Zjednoczeni wspólnym celem burmistrzowie i wójtowie gmin Nowego Miasta nad Pilicą, Poświętnego, Rzeczycy, Cielądza, Białej Rawskiej oraz Mszczonowa wystąpili z inicjatywą zorganizowania nowych połączeń kolejowych i autobusowych na trasie Warszawa – Opoczno (Idzikowice) – Radom oraz Warszawa – Opoczno (Idzikowice) – Tomaszów Mazowiecki. Wspólny wniosek sąsiadujących ze sobą gmin skierowany został do Ministerstwa Infrastruktury na ręce ministra Andrzeja Bittela - pełnomocnika ds. wykluczenia komunikacyjnego. Poparcie dla sprawy wyraził już marszałek Senatu RP Stanisław Karczewski, który przez swoje długie lata pracy zawodowej był związany z nadpilicznym regionem
To fragment artykułu pt. Pociągiem z Idzikowic przez Poświętne do Warszawy? Wspólna inicjatywa burmistrzów i wójtów w sprawie komunikacyjnych połączeń, który ukazał się na stronie https://opoczno.naszemiasto.pl.

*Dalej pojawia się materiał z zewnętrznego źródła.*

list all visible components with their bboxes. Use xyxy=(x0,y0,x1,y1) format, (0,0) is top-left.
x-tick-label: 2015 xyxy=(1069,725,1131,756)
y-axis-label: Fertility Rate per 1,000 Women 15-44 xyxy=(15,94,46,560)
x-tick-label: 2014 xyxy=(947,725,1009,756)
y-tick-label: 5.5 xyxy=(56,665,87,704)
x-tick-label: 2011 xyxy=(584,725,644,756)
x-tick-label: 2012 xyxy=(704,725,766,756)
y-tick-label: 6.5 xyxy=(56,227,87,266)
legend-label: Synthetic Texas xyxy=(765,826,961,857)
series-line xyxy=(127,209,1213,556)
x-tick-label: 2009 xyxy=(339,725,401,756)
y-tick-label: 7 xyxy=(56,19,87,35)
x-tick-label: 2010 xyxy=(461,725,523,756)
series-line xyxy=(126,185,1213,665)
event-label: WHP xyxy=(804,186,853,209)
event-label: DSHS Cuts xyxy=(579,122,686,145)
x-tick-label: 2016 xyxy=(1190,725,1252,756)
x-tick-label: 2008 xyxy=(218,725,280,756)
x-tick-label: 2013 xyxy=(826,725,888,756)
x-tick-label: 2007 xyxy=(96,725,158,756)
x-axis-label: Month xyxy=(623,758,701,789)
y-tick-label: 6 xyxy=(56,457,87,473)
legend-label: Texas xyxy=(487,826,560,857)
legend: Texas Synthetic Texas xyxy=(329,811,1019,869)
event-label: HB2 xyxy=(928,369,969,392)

W Polsce trwają intensywne prace na uruchomieniem kolei dużych prędkości. Kolej ma nie tylko przewozić szybko pasażerów, ale także pełnić służebną rolę wobec planowanego Centralnego Portu Komunikacyjnego, który jest zapowiadany jaka najważniejsza polska inwestycja od dekad i ma zrewolucjonizować transport nie tylko w naszym kraju, ale także w Europie Środkowej. Port lotniczy „Solidarność” ma powstać w miejscowości Stanisławów w gminie Baranów, 40 km od Warszawy.

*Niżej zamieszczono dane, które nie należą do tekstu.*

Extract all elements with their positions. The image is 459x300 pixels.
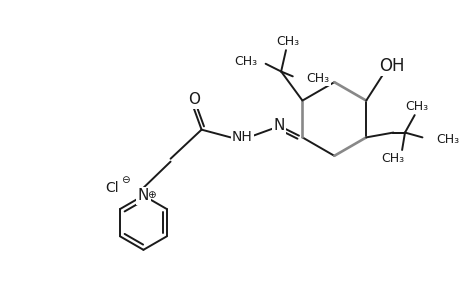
Text: O: O [187,92,199,107]
Text: CH₃: CH₃ [233,55,256,68]
Text: CH₃: CH₃ [380,152,403,165]
Text: CH₃: CH₃ [404,100,427,113]
Text: NH: NH [231,130,252,144]
Text: Cl: Cl [106,181,119,195]
Text: ⊖: ⊖ [120,175,129,185]
Text: CH₃: CH₃ [276,35,299,48]
Text: CH₃: CH₃ [306,72,329,85]
Text: OH: OH [378,57,403,75]
Text: CH₃: CH₃ [435,133,458,146]
Text: N: N [137,188,149,203]
Text: N: N [273,118,284,133]
Text: ⊕: ⊕ [146,190,155,200]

Żeby pełnił swoją rolę potrzebne są koleje dużych prędkości, które szybko przewiozą podróżnych, udających się w dalszą podróż samolotem. Szybko to znaczy z dużą prędkością i z jak najmniejszą liczbą przystanków po drodze. Stąd pociągi powinny i będą się zatrzymywać tylko w dużych aglomeracjach. To nie jest odkrywcza teza. Kiedy w latach osiemdziesiątych były autobusy PKS w standardzie „LUX” to miały podwyższony standard i zatrzymywały się tylko w większych miejscowościach. Żeby jechać szybciej trzeba robić mniej przystanków. Dlatego też autobusy relacji Łódź – Lublin zatrzymywały się tylko w miejscowości Poświętne, a omijały przystanki w Anielinie, Studziannie, czy Brudzewicach. Mieszkańcy tych miejscowości niestety, ale musieli we własnym zakresie pokonać kilka kilometrów do przystanku w Poświętnem. Ta sama zasada będzie obowiązywała przy kolejach dużych prędkości.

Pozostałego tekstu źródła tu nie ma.